Quanto ao que veio a tornar-se o estado de emergência banal da vida moderna, concedemos ao Estado o poder de interromper a vida dos rapazes, de os convocar para servir o exército e iniciar no ritual da violência. Clichés que passam por sabedoria dizem-nos: “O exército fará de si um homem”, e “Todos os homens precisam de ter a sua guerra”.
O autor denuncia mesmo que este preconceito atinge o extremo de poder prejudicar ou aniquilar determinadas vocações ou percursos.

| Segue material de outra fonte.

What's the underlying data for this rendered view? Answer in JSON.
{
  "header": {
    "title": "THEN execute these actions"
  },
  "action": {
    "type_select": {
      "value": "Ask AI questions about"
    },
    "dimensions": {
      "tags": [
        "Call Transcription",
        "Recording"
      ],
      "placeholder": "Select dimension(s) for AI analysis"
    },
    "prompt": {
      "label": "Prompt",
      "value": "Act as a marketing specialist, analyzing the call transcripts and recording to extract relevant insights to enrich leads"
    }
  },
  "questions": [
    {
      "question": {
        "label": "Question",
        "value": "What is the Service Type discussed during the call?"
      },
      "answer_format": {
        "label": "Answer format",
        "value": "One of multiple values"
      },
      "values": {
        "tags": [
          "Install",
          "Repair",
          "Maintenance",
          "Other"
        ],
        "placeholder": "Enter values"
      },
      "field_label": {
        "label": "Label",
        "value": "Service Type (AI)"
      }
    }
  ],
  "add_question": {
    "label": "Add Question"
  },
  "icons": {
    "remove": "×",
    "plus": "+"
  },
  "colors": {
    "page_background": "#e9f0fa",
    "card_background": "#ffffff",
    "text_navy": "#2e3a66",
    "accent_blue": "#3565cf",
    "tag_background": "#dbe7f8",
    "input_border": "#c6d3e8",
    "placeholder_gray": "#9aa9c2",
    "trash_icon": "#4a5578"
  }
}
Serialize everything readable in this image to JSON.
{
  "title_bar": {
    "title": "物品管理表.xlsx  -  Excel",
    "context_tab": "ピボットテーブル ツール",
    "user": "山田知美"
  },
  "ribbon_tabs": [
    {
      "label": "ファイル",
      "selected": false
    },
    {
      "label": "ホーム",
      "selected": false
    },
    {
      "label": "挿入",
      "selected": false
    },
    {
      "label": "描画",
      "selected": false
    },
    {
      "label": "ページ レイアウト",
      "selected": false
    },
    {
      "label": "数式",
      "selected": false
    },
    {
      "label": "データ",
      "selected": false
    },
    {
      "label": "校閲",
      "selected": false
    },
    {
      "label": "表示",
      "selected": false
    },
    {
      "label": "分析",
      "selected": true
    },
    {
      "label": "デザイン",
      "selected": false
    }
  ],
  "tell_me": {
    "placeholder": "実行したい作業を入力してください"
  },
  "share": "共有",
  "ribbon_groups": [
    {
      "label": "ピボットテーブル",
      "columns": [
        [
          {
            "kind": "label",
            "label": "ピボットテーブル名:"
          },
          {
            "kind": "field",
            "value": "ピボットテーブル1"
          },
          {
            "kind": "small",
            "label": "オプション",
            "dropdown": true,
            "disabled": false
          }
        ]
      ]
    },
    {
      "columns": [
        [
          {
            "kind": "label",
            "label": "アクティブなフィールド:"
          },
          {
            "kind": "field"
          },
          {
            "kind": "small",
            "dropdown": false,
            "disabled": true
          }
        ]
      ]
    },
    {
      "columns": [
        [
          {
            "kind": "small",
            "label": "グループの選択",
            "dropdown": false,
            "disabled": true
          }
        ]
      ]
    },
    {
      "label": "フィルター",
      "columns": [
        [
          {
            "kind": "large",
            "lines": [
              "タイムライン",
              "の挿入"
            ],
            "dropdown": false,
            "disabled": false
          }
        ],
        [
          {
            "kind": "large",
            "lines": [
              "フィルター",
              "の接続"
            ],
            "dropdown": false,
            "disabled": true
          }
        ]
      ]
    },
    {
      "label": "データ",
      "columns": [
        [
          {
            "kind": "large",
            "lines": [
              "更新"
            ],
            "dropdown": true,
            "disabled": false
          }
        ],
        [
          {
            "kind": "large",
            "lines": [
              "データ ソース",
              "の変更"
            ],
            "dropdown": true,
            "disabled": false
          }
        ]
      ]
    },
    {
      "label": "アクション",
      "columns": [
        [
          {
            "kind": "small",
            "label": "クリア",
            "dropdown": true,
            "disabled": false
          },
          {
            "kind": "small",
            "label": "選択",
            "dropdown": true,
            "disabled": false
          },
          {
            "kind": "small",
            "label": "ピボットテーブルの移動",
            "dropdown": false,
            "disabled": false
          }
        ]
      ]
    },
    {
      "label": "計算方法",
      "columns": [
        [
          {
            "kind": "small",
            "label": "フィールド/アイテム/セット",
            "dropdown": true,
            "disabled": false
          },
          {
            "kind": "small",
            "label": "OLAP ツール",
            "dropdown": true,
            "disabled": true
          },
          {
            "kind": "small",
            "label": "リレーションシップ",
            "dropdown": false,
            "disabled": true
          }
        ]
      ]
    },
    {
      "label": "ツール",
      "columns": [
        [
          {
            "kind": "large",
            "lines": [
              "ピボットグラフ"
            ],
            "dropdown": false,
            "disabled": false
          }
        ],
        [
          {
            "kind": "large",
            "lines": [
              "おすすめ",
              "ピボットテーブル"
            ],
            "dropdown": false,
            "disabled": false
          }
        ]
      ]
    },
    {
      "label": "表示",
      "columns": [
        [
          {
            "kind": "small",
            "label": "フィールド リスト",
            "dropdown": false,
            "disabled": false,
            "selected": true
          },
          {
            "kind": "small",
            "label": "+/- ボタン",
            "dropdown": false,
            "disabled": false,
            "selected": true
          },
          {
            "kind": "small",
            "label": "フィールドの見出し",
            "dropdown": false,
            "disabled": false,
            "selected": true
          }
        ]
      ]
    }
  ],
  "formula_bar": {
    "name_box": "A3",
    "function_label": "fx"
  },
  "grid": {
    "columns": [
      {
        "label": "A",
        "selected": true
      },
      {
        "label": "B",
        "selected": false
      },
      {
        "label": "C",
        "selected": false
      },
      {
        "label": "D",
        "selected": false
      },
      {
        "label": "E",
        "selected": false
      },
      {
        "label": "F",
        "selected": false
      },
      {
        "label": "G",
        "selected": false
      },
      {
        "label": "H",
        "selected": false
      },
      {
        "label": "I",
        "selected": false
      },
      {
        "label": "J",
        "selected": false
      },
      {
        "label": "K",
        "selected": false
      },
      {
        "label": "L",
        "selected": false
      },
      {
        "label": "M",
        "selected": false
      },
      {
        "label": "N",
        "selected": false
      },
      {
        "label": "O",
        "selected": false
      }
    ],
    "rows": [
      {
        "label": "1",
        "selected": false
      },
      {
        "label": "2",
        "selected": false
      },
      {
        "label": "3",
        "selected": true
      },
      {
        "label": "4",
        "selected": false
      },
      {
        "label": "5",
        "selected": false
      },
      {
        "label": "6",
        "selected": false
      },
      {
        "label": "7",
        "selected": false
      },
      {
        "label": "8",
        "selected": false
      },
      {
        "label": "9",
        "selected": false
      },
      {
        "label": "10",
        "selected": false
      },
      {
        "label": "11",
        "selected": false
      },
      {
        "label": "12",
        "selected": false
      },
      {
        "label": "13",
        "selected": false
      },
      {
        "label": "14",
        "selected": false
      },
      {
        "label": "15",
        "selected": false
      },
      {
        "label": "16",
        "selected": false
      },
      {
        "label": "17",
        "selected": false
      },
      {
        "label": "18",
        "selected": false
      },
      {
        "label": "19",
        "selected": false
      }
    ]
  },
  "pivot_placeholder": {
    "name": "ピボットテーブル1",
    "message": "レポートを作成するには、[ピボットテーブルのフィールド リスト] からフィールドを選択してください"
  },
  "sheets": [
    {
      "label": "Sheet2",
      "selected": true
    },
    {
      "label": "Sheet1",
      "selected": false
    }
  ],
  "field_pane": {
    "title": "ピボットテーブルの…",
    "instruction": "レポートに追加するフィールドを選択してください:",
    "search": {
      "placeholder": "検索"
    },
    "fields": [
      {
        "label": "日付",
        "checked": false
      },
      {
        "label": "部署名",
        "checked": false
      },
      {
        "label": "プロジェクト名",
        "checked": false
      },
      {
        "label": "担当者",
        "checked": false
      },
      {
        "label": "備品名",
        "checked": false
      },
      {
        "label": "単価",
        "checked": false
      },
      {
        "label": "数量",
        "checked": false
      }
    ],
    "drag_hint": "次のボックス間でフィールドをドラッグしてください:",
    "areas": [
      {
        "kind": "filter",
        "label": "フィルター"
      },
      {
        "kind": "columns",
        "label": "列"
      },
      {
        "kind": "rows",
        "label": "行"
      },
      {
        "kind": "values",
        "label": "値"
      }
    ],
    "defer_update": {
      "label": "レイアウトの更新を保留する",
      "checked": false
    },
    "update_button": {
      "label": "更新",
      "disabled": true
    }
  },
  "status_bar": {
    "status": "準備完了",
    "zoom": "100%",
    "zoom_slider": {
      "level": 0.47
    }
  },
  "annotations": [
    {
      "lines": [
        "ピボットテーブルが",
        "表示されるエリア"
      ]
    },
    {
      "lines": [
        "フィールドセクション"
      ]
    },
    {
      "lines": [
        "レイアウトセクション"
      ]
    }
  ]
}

... Muitos homens criativos que conheço eram sensíveis, compassivos demais para lutar. E quase todos cresceram sentindo-se, de certo modo, inferiores e com a certeza de que não tinham passado a prova da masculinidade. Desconfio que muitos escritores ainda estão a mostrar aos valentões do bairro que a pena é mais forte do que a espada. A prova modelou-nos, quer tenhamos lançado bombas ou sido apanhados por elas...
No que se refere à segunda perspectiva, é seguro que, na sociedade actual, o homem não dialoga sobre a sua natureza íntima, não partilha sentimentos, não encontra um interlocutor atento e disponível. Esta lacuna − nas relações pai/filho, professor/aluno, marido/mulher –provoca frustração, revolta e raiva. Eis as sementes da violência. O ser humano revolta-se porque não encontra condições para realizar a sua principal vocação.
Wolfgang Salewski e Peter Lanz (in A Nova Violência – e como enfrentá-la, Lisboa, Ed. Livros do Brasil, 1978) relatam a seguinte história verídica de Mark Twain, escritor e satírico americano:
... certa vez, chegou demasiado tarde a um jantar para o qual tinha sido convidado. Quando a dona da casa, distraída pela organização do banquete e pelo grupo de ilustres convidados, lhe deu as boas-vindas, Twain pediu desculpa pelo seu atraso com as seguintes palavras: “Tem de desculpar-me por ter chegado só agora, minha querida senhora, mas tive necessidade de matar a minha velha tia antes de vir.” E a dona da casa respondeu-lhe: “Claro que lhe perdoo, caro mestre, isso por vezes acontece.”
Atente-se, todavia, ao comentário que os autores acrescentam à história:
Assim, superficialmente, a história pode provocar o riso. Mas, se pensarmos um pouco, podemos ser invadidos pelo medo. O que há cem anos Mark Twain quis tratar como uma graça tornou-se hoje numa triste verdade. Trocam-se argumentos sem, de facto, se entrar em contacto uns com os outros. Falamos, sem dúvida, mais do que outrora. Os meios técnicos de comunicação tornam possível as pessoas falarem umas com as outras, em quase todos os pontos do mundo. Com o auxílio de cabos submarinos e satélites transpõem-se os oceanos. No entanto, compreendemo-nos cada vez menos.
A violência é, na verdade, um drama actual, mas não podemos soçobrar, pois se são inolvidáveis os seus efeitos, são também irreversíveis as consequências da boa formação do carácter por via da educação. Como ensina João César das Neves (ob. cit.),
Os filmes e jogos devem ser usados também para contrastar com a vida real. O normal é que os jovens que contemplam de forma tão viva horrores tão profundos ganhem uma insensibilidade emocional. Mas também é possível que, por reacção, sejam levados a compreender melhor a beleza, a bondade, a alegria e a felicidade. Cabe aos educadores conduzir e potenciar essa reacção. Estes horrores podem permitir adquirir critérios de julgamento e edificar o carácter, o essencial da educação.